Gold as ‘Trump insurance’

Yesterday’s solid blue candle on the gold chart [XAUUSD] confirms my view of the precious metal as a form of “Trump insurance”. After Trump and North Korea exchanged threats suggesting nuclear retaliation, gold gained 1.32%, breaking resistance at $1275/ounce. Follow-through above $1300 would signal a primary advance, with a target of $1400*.

Spot Gold

* Target calculation: 1300 + ( 1300 – 1200 ) = 1400

From the BBC:

US President Donald Trump says North Korea “will be met with fire and fury” if it threatens the US.

His comments came after a Washington Post report, citing US intelligence officials, said Pyongyang had produced a nuclear warhead small enough to fit inside its missiles.

This would mean the North is developing nuclear weapons capable of striking the US at a much faster rate than expected.

The UN recently approved further economic sanctions against the country.

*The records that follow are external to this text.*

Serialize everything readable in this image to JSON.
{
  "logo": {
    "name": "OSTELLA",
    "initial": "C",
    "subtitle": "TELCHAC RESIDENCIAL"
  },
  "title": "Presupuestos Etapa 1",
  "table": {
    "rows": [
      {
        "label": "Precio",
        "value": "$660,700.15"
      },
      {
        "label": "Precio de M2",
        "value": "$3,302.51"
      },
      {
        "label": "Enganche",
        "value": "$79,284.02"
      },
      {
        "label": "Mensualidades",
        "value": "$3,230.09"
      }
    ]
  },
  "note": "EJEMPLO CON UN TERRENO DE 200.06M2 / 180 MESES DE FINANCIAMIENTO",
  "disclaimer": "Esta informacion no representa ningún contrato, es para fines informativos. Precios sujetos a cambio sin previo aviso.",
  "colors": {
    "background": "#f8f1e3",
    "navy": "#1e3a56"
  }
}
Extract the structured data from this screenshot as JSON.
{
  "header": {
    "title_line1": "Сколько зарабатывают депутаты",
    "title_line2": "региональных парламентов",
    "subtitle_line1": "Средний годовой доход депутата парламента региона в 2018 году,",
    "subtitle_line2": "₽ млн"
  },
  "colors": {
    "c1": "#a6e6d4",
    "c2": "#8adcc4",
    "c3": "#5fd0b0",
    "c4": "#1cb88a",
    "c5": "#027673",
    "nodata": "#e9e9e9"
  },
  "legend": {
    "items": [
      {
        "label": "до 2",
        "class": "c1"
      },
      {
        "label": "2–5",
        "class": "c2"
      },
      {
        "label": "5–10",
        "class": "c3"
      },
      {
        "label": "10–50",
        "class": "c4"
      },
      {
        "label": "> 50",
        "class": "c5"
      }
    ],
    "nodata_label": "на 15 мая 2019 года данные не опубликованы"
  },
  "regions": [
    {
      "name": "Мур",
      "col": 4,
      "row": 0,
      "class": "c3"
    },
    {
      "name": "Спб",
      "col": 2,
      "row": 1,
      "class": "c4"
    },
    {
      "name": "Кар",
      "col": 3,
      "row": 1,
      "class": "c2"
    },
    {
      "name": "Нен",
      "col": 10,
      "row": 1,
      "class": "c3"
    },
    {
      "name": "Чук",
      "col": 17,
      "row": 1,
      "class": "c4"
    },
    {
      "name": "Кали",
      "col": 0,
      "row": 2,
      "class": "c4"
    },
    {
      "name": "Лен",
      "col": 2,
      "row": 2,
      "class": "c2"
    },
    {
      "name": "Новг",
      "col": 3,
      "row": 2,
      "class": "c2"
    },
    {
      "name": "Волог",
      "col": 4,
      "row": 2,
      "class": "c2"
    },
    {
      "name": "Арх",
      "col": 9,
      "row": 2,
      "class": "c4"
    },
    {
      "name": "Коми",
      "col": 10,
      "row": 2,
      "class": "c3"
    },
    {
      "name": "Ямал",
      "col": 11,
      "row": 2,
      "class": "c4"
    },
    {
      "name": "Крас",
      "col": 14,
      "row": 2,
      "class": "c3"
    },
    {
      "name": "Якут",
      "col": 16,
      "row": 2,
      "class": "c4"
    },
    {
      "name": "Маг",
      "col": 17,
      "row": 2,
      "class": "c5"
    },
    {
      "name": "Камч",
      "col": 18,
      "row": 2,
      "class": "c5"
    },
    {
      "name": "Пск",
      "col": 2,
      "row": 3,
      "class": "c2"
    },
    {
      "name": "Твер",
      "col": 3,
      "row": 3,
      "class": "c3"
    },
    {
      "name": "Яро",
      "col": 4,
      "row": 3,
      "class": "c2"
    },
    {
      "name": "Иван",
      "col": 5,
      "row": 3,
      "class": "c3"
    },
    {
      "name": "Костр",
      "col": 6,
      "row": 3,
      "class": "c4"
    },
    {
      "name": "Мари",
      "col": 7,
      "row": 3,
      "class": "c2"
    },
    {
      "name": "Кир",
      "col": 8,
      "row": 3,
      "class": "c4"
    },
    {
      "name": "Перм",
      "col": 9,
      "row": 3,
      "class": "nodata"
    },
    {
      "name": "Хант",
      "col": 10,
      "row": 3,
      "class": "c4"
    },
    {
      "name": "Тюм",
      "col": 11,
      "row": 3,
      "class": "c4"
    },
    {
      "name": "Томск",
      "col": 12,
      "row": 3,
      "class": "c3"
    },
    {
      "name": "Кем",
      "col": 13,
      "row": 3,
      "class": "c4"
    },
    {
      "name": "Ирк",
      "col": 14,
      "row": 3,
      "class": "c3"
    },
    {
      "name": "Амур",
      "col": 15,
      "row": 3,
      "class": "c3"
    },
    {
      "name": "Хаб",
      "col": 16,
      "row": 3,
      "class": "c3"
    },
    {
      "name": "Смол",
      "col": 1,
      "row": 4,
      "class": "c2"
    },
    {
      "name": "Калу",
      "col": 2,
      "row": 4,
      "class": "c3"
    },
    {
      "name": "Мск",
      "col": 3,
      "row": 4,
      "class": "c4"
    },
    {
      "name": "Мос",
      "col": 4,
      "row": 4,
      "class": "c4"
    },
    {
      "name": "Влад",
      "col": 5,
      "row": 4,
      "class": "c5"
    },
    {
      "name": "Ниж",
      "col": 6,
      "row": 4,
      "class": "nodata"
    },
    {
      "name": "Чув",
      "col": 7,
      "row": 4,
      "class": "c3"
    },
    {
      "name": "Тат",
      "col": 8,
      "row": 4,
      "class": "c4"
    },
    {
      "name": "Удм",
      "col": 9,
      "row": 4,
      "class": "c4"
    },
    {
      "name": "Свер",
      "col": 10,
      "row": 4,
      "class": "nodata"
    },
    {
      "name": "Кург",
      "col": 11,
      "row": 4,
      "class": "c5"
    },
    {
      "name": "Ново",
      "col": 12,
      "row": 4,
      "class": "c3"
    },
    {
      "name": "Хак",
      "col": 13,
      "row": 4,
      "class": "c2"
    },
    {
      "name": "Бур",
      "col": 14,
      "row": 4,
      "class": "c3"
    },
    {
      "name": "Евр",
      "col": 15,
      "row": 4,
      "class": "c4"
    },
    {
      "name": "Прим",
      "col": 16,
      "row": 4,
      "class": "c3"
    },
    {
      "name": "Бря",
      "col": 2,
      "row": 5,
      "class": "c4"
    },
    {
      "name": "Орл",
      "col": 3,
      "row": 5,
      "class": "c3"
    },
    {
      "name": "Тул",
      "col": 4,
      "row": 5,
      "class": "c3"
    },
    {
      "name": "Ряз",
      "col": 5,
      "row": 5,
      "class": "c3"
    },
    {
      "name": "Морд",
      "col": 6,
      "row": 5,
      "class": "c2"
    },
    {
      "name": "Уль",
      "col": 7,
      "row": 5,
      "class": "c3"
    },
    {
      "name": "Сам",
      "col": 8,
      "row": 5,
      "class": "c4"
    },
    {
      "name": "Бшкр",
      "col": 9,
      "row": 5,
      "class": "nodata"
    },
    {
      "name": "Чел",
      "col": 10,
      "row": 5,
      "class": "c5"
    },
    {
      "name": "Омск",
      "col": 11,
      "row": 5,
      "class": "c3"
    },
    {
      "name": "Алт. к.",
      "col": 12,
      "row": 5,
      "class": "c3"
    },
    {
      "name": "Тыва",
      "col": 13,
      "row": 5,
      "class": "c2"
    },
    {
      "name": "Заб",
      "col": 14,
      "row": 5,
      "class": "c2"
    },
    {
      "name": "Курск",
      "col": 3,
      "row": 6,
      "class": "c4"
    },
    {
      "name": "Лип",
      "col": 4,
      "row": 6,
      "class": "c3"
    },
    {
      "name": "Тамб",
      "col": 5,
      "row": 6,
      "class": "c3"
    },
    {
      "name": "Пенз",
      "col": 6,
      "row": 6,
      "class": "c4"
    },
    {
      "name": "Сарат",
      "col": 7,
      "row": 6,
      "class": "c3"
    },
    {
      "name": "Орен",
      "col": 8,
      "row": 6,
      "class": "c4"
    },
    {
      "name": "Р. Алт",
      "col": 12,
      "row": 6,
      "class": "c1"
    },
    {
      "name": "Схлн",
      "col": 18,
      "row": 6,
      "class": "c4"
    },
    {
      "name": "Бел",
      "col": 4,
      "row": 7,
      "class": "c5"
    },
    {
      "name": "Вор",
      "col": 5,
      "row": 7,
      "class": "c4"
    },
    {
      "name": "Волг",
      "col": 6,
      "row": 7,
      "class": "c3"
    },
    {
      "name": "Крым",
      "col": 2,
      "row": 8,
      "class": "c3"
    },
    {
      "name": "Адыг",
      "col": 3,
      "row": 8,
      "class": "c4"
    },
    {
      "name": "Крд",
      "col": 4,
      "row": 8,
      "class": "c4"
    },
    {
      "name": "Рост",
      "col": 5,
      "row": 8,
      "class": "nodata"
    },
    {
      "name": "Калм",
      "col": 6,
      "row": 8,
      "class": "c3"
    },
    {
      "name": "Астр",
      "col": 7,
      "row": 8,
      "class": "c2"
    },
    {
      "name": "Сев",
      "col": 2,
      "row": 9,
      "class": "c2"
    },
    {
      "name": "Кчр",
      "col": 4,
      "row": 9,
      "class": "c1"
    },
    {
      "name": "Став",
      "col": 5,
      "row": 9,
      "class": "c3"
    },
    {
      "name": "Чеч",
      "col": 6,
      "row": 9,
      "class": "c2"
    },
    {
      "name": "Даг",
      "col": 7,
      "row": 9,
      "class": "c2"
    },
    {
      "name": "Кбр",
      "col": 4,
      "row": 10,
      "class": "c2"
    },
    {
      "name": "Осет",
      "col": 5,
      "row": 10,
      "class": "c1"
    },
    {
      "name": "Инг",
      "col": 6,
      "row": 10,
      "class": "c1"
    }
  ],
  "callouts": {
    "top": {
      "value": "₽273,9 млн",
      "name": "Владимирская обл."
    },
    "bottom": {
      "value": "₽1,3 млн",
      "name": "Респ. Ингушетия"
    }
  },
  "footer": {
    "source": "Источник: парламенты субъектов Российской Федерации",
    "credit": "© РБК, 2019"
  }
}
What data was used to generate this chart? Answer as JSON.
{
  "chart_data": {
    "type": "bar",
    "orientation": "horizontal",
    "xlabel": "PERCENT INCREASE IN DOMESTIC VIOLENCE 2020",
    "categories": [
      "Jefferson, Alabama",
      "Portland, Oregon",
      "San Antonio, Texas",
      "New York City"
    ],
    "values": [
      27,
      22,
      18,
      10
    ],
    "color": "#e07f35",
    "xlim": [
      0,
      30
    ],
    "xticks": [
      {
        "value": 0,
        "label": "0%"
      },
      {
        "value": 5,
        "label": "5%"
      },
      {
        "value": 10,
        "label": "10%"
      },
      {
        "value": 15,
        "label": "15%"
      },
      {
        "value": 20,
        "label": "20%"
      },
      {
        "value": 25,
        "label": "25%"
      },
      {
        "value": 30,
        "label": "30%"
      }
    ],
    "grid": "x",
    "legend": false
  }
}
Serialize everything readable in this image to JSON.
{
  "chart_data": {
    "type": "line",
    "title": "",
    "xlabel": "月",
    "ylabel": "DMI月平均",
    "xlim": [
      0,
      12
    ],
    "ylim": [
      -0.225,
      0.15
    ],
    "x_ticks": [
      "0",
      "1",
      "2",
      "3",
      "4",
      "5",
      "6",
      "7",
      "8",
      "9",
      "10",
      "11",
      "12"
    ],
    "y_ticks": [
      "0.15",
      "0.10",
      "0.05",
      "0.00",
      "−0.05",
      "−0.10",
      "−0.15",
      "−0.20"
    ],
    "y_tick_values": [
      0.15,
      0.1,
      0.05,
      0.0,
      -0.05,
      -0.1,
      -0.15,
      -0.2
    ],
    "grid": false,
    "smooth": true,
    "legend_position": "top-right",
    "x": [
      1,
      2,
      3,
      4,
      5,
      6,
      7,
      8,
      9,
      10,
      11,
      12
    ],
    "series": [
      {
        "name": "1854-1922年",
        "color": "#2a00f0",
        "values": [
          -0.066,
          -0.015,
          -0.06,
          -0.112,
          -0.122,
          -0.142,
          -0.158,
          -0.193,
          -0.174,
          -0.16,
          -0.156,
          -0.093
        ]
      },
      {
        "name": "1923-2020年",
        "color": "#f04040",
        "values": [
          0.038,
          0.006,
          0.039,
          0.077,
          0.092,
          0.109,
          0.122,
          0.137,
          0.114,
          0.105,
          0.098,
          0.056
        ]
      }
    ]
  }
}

The Security Council unanimously agreed to ban North Korean exports and limit investments, prompting fury from North Korea and a vow to make the “US pay a price”.

The heated rhetoric between the two leaders intensified after Pyongyang tested two intercontinental ballistic missiles (ICBM) in July, claiming it now had the ability to hit the US.

Mr Trump told reporters on Tuesday: “North Korea best not make any more threats to the US. They will be met with fire and fury like the world has never seen.”

2 thoughts on “Gold as ‘Trump insurance’

  1. Graham says:

    This is The Bubble …. it’s going to burst, badly.

    That is:

    1. The US $ is temporarily weak, and will resume an uptrend later = economic growth there strengthens all the time, demand for equities is strong, as it is for American bonds.

    2. Inflation is subdued, stubborn and falling – expectations should – rationally – be for the *deflating* inflation trend to continue = innovation increases productivity, and hence reduces costs. Downward pressure on the oil price will aid this *deflation* process.

    3.Interest rates will rise later in the States = increased holding costs / opportunity costs for Gold = downward pressure on it.

    4. Your lower indicator is good on this one …. and it’s in the top area, rather than the bottom = * Feed the ducks while they are quacking *

    Gold should be nearer $1,000, in the above environment = the political/geographic stimuli currently underway can’t support Gold without the above economic influences.